CEZAEVİNDE KARACA’YA YANLIŞ BİLGİ VERİLDİ
Gülizar Biçer Karaca, geçen hafta cumartesi günü Denizli T Tipi Cezaevinde tutuklu olan 4. evre kanser hastası Ayşe Özdoğan’ı dün ziyaret etmek istedi. Ancak Özdoğan Antalya’daki hastaneye sevk edilmek üzere yola çıkma hazırlığı yaptığı için görüşme gerçekleştirilmedi.
Biçer’e ayrıca Ayşe Özdoğan’ın tedaviyi reddettiğine dair yanlış bilgi verildi. Olayın doğrusunu Ayşe Özdoğan’ın ablası Emine Erdem anlattı: “Bu tabi ki doğru değil. Cumartesi sabahı erkende 08.30’da kardeşimle kapalı görüş yaptık. Gözünden akan yaraya revirdeki görevliler pansuman yapmak istemişler. Oysa ameliyatı yapan doktor Prof. Ömer Özkan, oraya kesinlikle müdahale edilmemesini söylemişti. Kardeşim de görevlilere bunu söylemiş. Zorla yapmaya çalışmışlar, en sonunda kardeşim ağlamaya başlayınca yapmaktan vazgeçmişler.”
CHP Kayseri Milletvekili Çetin Arık, hamile tutuklu Arzu Nur Özkan‘ı Kayseri Bünyan Cezaevinde ziyaret etmişti. Özkan ziyaretten üç gün sonra 4 Eylül 2021’de tahliye edilmişti.

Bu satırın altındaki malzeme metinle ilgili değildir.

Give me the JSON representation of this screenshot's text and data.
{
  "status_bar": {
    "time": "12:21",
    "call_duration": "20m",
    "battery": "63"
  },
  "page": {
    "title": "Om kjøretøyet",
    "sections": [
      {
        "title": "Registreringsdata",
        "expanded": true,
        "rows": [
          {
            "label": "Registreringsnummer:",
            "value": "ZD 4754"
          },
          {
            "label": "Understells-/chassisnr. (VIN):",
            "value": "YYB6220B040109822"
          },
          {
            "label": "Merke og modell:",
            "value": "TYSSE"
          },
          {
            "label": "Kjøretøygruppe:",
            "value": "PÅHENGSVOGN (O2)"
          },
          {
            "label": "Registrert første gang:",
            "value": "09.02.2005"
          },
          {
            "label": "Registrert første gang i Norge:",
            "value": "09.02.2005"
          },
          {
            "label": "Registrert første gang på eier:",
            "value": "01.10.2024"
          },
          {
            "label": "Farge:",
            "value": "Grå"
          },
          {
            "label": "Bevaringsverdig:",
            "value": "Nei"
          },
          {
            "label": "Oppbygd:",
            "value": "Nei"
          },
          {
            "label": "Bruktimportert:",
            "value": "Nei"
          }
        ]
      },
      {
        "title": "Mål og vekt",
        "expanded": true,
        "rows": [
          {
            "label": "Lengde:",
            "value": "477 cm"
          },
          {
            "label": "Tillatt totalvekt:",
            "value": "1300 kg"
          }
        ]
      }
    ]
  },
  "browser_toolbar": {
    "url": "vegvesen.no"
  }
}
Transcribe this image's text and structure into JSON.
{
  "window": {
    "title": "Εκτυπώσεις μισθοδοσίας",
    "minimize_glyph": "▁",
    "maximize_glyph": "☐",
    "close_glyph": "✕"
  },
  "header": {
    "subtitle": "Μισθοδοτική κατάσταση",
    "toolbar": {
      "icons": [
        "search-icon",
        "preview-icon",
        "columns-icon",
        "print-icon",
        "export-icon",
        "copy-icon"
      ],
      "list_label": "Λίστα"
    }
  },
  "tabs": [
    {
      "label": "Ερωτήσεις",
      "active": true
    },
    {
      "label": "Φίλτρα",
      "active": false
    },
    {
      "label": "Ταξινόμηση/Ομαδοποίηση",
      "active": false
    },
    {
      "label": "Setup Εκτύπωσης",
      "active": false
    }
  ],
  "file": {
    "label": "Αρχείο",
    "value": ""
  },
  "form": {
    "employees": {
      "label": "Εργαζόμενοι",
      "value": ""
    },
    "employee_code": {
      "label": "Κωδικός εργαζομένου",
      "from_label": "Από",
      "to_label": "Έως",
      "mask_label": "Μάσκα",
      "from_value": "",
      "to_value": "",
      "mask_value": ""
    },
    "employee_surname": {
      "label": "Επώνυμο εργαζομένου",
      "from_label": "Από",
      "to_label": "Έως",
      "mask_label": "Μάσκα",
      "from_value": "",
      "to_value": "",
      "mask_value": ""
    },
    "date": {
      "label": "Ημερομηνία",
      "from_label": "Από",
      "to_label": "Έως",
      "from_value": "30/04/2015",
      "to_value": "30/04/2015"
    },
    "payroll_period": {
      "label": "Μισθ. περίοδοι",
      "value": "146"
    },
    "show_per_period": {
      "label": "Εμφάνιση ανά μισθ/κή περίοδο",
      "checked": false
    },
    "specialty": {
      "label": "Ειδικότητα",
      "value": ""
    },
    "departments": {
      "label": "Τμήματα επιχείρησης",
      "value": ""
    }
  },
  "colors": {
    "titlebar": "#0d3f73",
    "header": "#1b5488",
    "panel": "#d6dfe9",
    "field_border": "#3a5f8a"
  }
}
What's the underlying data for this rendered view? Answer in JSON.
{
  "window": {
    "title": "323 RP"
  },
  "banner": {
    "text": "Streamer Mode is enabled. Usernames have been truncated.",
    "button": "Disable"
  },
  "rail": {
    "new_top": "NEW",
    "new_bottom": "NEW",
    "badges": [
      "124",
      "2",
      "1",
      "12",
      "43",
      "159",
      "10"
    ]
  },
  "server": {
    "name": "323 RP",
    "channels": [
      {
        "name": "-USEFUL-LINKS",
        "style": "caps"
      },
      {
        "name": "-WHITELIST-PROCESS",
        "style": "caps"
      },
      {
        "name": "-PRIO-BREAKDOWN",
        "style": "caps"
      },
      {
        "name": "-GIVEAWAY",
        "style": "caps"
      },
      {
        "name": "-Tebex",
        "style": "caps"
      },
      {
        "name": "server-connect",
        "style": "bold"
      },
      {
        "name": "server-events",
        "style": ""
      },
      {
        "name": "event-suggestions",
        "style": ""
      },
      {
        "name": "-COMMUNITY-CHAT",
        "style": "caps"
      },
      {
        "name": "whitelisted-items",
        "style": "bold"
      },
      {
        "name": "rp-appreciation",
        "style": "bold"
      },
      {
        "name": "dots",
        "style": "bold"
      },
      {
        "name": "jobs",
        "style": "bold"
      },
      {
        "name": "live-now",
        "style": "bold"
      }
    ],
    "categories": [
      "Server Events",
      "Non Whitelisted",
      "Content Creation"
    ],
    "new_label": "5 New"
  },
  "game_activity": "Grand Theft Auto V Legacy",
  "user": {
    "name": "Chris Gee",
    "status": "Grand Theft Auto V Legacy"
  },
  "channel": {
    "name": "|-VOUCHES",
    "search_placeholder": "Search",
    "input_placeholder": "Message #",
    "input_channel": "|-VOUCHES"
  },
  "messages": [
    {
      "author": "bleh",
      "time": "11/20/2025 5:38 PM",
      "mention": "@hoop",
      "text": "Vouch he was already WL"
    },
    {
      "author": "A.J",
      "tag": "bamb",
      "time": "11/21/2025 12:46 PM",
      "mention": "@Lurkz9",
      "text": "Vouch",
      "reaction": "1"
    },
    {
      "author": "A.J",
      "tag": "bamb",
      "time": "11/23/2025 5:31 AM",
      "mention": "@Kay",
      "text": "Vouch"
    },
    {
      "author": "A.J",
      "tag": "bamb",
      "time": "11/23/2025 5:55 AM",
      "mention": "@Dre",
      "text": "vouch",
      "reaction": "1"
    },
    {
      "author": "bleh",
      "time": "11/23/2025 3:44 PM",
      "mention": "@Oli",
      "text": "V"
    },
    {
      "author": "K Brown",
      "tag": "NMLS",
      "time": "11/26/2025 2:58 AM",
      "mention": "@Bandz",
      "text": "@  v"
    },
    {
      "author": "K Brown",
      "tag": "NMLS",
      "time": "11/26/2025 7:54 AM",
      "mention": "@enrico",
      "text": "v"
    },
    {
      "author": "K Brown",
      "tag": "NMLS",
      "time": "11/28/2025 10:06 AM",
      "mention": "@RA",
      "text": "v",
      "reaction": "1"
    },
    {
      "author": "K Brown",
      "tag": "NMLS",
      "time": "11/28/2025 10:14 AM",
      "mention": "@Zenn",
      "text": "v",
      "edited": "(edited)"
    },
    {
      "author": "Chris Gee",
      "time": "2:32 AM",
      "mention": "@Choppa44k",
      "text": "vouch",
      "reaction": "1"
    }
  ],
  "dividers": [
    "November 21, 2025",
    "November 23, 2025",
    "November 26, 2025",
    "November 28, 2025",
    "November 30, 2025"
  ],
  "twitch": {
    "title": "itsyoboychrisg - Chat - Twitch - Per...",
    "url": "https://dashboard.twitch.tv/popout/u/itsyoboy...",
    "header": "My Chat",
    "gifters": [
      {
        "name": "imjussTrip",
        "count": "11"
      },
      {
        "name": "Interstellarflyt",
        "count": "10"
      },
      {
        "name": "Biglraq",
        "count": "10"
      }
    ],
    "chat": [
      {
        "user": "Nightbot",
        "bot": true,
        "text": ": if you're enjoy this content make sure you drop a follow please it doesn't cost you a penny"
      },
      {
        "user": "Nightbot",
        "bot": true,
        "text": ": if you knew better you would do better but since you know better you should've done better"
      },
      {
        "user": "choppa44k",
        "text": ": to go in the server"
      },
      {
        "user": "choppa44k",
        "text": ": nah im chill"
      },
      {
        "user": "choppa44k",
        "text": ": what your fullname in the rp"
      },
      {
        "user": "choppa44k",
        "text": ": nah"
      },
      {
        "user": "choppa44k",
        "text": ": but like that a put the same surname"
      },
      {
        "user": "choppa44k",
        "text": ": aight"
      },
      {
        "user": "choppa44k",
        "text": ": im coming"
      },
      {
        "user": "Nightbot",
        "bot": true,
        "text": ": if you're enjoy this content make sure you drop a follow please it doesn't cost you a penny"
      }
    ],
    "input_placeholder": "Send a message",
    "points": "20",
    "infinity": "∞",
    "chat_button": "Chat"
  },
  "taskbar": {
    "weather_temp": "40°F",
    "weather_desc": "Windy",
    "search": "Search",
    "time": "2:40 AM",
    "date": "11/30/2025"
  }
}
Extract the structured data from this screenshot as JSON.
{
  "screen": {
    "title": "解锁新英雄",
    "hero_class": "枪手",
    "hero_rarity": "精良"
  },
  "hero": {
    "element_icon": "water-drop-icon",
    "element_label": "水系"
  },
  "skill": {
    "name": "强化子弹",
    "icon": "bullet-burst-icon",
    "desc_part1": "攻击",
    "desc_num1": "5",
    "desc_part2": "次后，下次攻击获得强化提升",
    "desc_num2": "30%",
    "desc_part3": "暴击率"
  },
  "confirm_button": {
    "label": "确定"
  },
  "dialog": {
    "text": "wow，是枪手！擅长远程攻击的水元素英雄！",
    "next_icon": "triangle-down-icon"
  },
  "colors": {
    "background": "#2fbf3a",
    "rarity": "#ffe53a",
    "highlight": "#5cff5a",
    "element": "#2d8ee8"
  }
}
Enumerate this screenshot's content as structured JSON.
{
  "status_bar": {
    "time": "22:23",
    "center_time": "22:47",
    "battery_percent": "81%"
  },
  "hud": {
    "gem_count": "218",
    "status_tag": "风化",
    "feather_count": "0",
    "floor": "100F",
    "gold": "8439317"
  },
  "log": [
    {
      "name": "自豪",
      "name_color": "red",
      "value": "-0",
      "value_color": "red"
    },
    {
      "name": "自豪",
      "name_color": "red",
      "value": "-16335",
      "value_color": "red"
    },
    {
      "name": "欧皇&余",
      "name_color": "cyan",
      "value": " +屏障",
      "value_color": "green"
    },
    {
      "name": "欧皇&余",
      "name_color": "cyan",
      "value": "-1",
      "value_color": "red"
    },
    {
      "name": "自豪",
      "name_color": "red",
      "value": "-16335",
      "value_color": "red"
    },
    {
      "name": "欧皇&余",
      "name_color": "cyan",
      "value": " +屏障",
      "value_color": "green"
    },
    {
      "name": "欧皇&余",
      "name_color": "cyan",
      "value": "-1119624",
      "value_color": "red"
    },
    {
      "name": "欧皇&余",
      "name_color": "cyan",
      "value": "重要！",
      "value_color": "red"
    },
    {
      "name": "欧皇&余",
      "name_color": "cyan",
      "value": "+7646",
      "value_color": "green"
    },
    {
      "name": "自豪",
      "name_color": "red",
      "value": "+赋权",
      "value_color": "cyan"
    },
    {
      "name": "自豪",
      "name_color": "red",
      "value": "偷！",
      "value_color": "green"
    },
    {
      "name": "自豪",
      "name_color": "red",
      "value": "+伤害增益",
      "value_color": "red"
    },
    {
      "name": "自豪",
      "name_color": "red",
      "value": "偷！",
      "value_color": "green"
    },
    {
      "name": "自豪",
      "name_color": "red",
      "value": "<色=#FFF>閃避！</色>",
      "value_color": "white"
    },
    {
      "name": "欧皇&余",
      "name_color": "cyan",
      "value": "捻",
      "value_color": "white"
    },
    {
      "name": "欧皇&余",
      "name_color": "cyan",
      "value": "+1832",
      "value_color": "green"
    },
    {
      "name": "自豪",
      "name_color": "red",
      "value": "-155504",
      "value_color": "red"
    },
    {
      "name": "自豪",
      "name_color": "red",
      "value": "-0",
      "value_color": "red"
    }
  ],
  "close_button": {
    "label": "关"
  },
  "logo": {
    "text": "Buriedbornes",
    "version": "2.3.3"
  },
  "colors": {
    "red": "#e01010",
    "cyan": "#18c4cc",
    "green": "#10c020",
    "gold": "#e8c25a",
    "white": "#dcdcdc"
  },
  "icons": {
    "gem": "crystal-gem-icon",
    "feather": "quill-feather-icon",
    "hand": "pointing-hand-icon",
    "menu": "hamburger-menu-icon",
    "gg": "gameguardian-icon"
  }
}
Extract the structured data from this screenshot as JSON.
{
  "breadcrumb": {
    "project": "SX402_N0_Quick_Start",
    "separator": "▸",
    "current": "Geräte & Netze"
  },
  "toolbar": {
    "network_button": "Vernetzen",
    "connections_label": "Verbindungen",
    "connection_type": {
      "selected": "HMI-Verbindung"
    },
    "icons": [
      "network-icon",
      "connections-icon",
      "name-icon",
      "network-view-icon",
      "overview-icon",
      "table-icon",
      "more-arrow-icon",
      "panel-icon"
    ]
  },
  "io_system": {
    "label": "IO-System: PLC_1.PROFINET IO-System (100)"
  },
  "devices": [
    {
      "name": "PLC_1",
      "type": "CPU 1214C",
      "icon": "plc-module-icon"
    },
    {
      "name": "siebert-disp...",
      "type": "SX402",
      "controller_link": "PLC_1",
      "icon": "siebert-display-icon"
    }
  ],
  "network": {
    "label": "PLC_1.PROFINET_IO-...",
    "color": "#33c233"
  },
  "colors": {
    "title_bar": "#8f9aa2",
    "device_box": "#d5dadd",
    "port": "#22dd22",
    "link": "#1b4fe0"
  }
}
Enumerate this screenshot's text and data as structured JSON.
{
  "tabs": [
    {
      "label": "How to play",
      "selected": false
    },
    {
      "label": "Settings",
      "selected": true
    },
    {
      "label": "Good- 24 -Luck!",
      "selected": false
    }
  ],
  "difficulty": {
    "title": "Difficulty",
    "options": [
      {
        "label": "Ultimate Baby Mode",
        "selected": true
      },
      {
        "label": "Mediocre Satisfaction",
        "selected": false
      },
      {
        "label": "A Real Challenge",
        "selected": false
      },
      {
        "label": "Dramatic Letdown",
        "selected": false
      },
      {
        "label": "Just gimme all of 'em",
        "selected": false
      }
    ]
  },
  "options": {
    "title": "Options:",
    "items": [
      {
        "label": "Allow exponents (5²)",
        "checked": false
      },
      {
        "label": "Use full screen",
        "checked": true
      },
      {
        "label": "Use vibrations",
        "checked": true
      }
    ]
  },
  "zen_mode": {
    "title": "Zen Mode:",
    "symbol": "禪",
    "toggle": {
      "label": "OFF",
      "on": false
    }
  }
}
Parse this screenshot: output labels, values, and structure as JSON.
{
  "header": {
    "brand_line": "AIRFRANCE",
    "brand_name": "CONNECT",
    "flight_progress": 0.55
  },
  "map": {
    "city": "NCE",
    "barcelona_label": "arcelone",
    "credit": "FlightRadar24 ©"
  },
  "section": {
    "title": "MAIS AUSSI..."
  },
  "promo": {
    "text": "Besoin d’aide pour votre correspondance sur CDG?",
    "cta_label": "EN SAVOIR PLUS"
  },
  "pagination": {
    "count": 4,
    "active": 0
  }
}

“KARDEŞİM ÇOK KÜSKÜN VE KIRGINDI”
Emine Erdem, kardeşinin son sağlık durumuna dair ise HDP Milletvekili Ömer Faruk Gergerlioğlu’na açıklamalarda bulundu:
“Kardeşim normal zamanlarda da üşüyen bir insan, şimdi soğuk bir mekanda kalıyor. Sık aralıkla yemek yemesi gerekiyor ama sadece 3 öğün yiyebilmiş. Yemekler çok baharatlı. Bir defasında dayanamayıp yediğini baharatın yaralarını yaktığını anlattı. Soğuktan yüzünün şiştiğini gördüm. İdrar yollarında iltihaplanma olduğunu söyledi. Kanserdi şimdi başka sıkıntılar çıktı. Biz hep söyledik evde bile kendine bakamayan cezaevinde ne yapsın? Cezaevinde kalamaz raporu olan birini tekrar cezaevine gönderilmesi kabul edilecek gibi değil.
Çok kırgın ve küskündü. ‘Benim bu halime görmeye gelecek bir siyasetçi bile yok mu?’ diyordu. Tuvalete bile tek başına gidemeyen birinden bahsediyoruz. Kelepçeli olarak sevki söz konusu. Devletin inadı ile başı göğe mi erecek bilemiyorum. Bu şartlarda Antalya Cezaevine sevki gerçekleşiyor. Kedi köpek kadar değerim olmadı diyen bir insan var karşımızda.
“BİR HAFTADIR REVİRDE YATIYOR”
Akdeniz Üniversitesi’nin verdiği raporda ‘Bu hasta tek başına cezaevinde yaşamını devam ettiremez’ deniyor. Üniversite hastanesi kalamaz diyor, İstanbul Adli Tıp kalabilir diyor. Yani 1 haftadır cezaevi revirinden çıkamayan biri durumunda kardeşim.
Kendi doktoru ‘Göz ile beyin arasında çok riskli bir yerde hastalık. Buraya cerrah burundan girecek. Bakanlık diyor ki ‘Biz seni burada tutacağız. Ölümüne birkaç gün kala da çıkaracağız.’ Böyle olunca cezaevinde ölmemiş olacak ama bu süreç kardeşimi hızla ölüme götürüyor. Söylemek istemiyorum ama adım adım ölüme gidiyor. Bu şekilde sadece bir kadını değil onun küçük evladını da cezalandırıyorsunuz. Kardeşim ölmesin diyorum.”